In short, I assume that e.g. samples infected with virus 1
, which show low infectivity, will also show a lower response in my RNA-Seq data. In contrast, samples infected with virus 3
, which show high infectivity, will show a greater response in my RNA-Seq data. I also assume that, for example, if virus 1
samples had the same level of infection, these samples would be more similar to virus 3
samples. (An assumption that can easily be criticized, but I want to make it anyway). I know the extent of the infection and I could express this as e.g. virus 1
= 1/10 of virus 3
and so on.

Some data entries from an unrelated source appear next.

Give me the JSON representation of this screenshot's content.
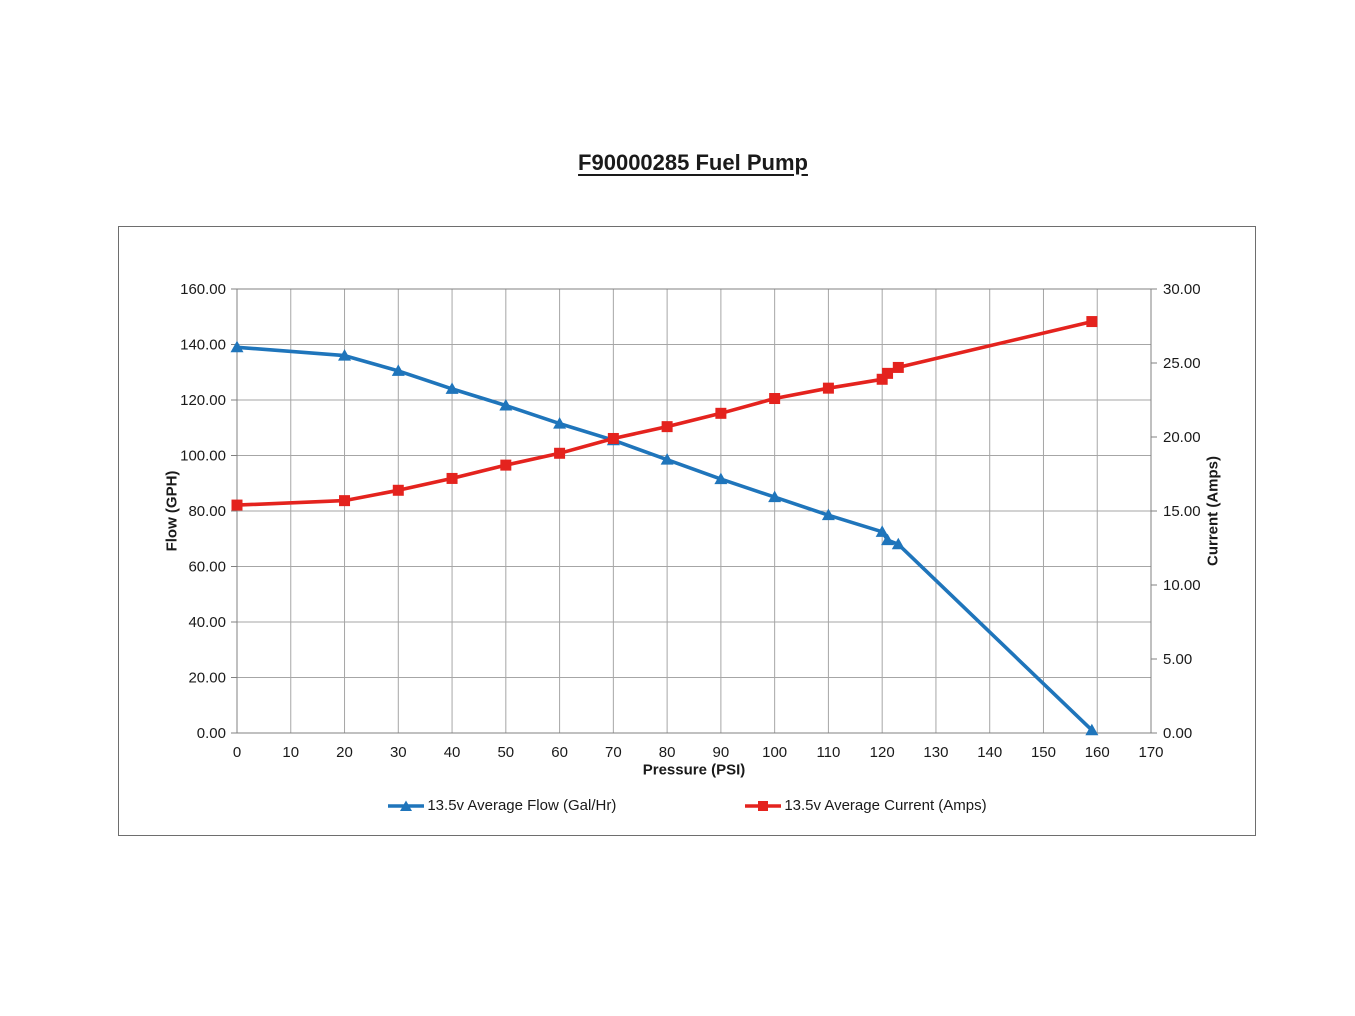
{
  "page": {
    "title": "F90000285 Fuel Pump"
  },
  "chart_data": {
    "type": "line",
    "title": "F90000285 Fuel Pump",
    "xlabel": "Pressure (PSI)",
    "ylabel_left": "Flow (GPH)",
    "ylabel_right": "Current (Amps)",
    "x_range": [
      0,
      170
    ],
    "x_step": 10,
    "y_left_range": [
      0,
      160
    ],
    "y_left_step": 20,
    "y_right_range": [
      0,
      30
    ],
    "y_right_step": 5,
    "grid": true,
    "legend_position": "bottom",
    "colors": {
      "gridline": "#a6a6a6",
      "plot_border": "#808080",
      "tick": "#808080",
      "label_text": "#1a1a1a"
    },
    "series": [
      {
        "name": "13.5v Average Flow (Gal/Hr)",
        "axis": "left",
        "color": "#1f75bb",
        "marker": "triangle",
        "points": [
          [
            0,
            139
          ],
          [
            20,
            136
          ],
          [
            30,
            130.5
          ],
          [
            40,
            124
          ],
          [
            50,
            118
          ],
          [
            60,
            111.5
          ],
          [
            70,
            105.5
          ],
          [
            80,
            98.5
          ],
          [
            90,
            91.5
          ],
          [
            100,
            85
          ],
          [
            110,
            78.5
          ],
          [
            120,
            72.5
          ],
          [
            121,
            69.5
          ],
          [
            123,
            68
          ],
          [
            159,
            1
          ]
        ]
      },
      {
        "name": "13.5v Average Current (Amps)",
        "axis": "right",
        "color": "#e4231e",
        "marker": "square",
        "points": [
          [
            0,
            15.4
          ],
          [
            20,
            15.7
          ],
          [
            30,
            16.4
          ],
          [
            40,
            17.2
          ],
          [
            50,
            18.1
          ],
          [
            60,
            18.9
          ],
          [
            70,
            19.9
          ],
          [
            80,
            20.7
          ],
          [
            90,
            21.6
          ],
          [
            100,
            22.6
          ],
          [
            110,
            23.3
          ],
          [
            120,
            23.9
          ],
          [
            121,
            24.3
          ],
          [
            123,
            24.7
          ],
          [
            159,
            27.8
          ]
        ]
      }
    ]
  }
}
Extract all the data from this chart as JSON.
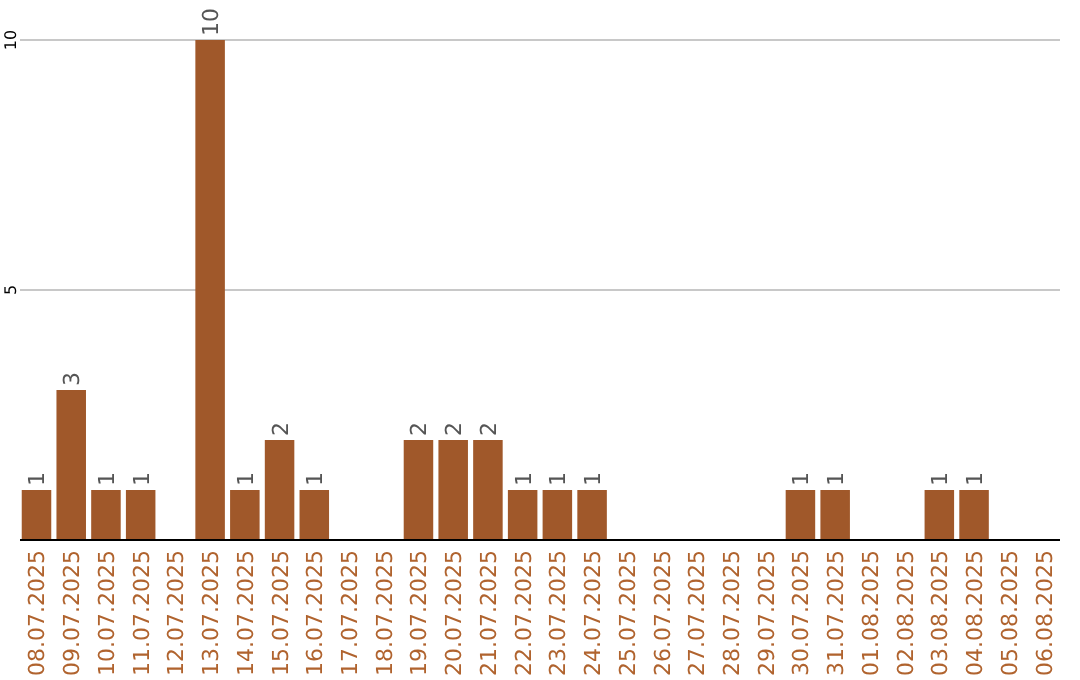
{
  "chart_data": {
    "type": "bar",
    "categories": [
      "08.07.2025",
      "09.07.2025",
      "10.07.2025",
      "11.07.2025",
      "12.07.2025",
      "13.07.2025",
      "14.07.2025",
      "15.07.2025",
      "16.07.2025",
      "17.07.2025",
      "18.07.2025",
      "19.07.2025",
      "20.07.2025",
      "21.07.2025",
      "22.07.2025",
      "23.07.2025",
      "24.07.2025",
      "25.07.2025",
      "26.07.2025",
      "27.07.2025",
      "28.07.2025",
      "29.07.2025",
      "30.07.2025",
      "31.07.2025",
      "01.08.2025",
      "02.08.2025",
      "03.08.2025",
      "04.08.2025",
      "05.08.2025",
      "06.08.2025"
    ],
    "values": [
      1,
      3,
      1,
      1,
      0,
      10,
      1,
      2,
      1,
      0,
      0,
      2,
      2,
      2,
      1,
      1,
      1,
      0,
      0,
      0,
      0,
      0,
      1,
      1,
      0,
      0,
      1,
      1,
      0,
      0
    ],
    "value_labels": [
      "1",
      "3",
      "1",
      "1",
      null,
      "10",
      "1",
      "2",
      "1",
      null,
      null,
      "2",
      "2",
      "2",
      "1",
      "1",
      "1",
      null,
      null,
      null,
      null,
      null,
      "1",
      "1",
      null,
      null,
      "1",
      "1",
      null,
      null
    ],
    "color": "#a0582a",
    "ylim": [
      0,
      10
    ],
    "yticks": [
      5,
      10
    ],
    "grid": "y"
  }
}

Is there a way to incorporate this information into the RNA-Seq, resulting in a dataset that models equally infected samples?
Thanks!
Thanks James for your comment!
Yes, I realize that if infectivity were another factor in my model, it would be identical to the already present factor of the virus itself, so... not adding anything in the end.
What I think I am looking for is something like a numerical variable that normalizes my RNA-Seq dataset. Something along the lines of normalizing count data based on infectivity. Or on the other hand, providing a numerical variable to the model that contains e.g. scaled fold changes of infectivity? Or weighing low infectivity samples differently than high infectivity samples?
Again, I think there are assumptions here that are questionable, and my current feeling is that this is not possible at all, but this was a comment I received and I want to make sure I'm not missing something.
I hope this clarifies what I am looking for.
Thanks!
What you want to do probably doesn't make sense. I get the idea that you might want to identify genes that change in excess of the expected infectivity. So you want to zero out the role of infectivity to show differences that are due to other factors. Or maybe virus 1 will only infect 1% of the cells, and virus 3 will infect 10%, and you want to control for the level of infection. But it's probably much more complicated than that.
I recently did an analysis of cell culture that was infected with a virus, and they did scRNA-Seq, which I originally thought was the dumbest thing ever (I mean scRNA-Seq on fibroblast cell culture? Come on). But they had the same goal - to identify changes that occur in the infected cells - and they couldn't really get at that using bulk analysis because it's a variable mixture of infected and uninfected cells, and there is no way to accurately assess the level of infection. And even if you could, how do you adjust for it in a bulk analysis in a way that is defensible?
By using scRNA-Seq and a hybrid genome that included the virus genome, we could identify infected and uninfected cells and then do pseudobulk analyses on the different cell types.
But even that analysis turned out to be way more complicated than it had any right to be. But then I'm just a dumb master's guy. Probably there are others here who might have good ideas?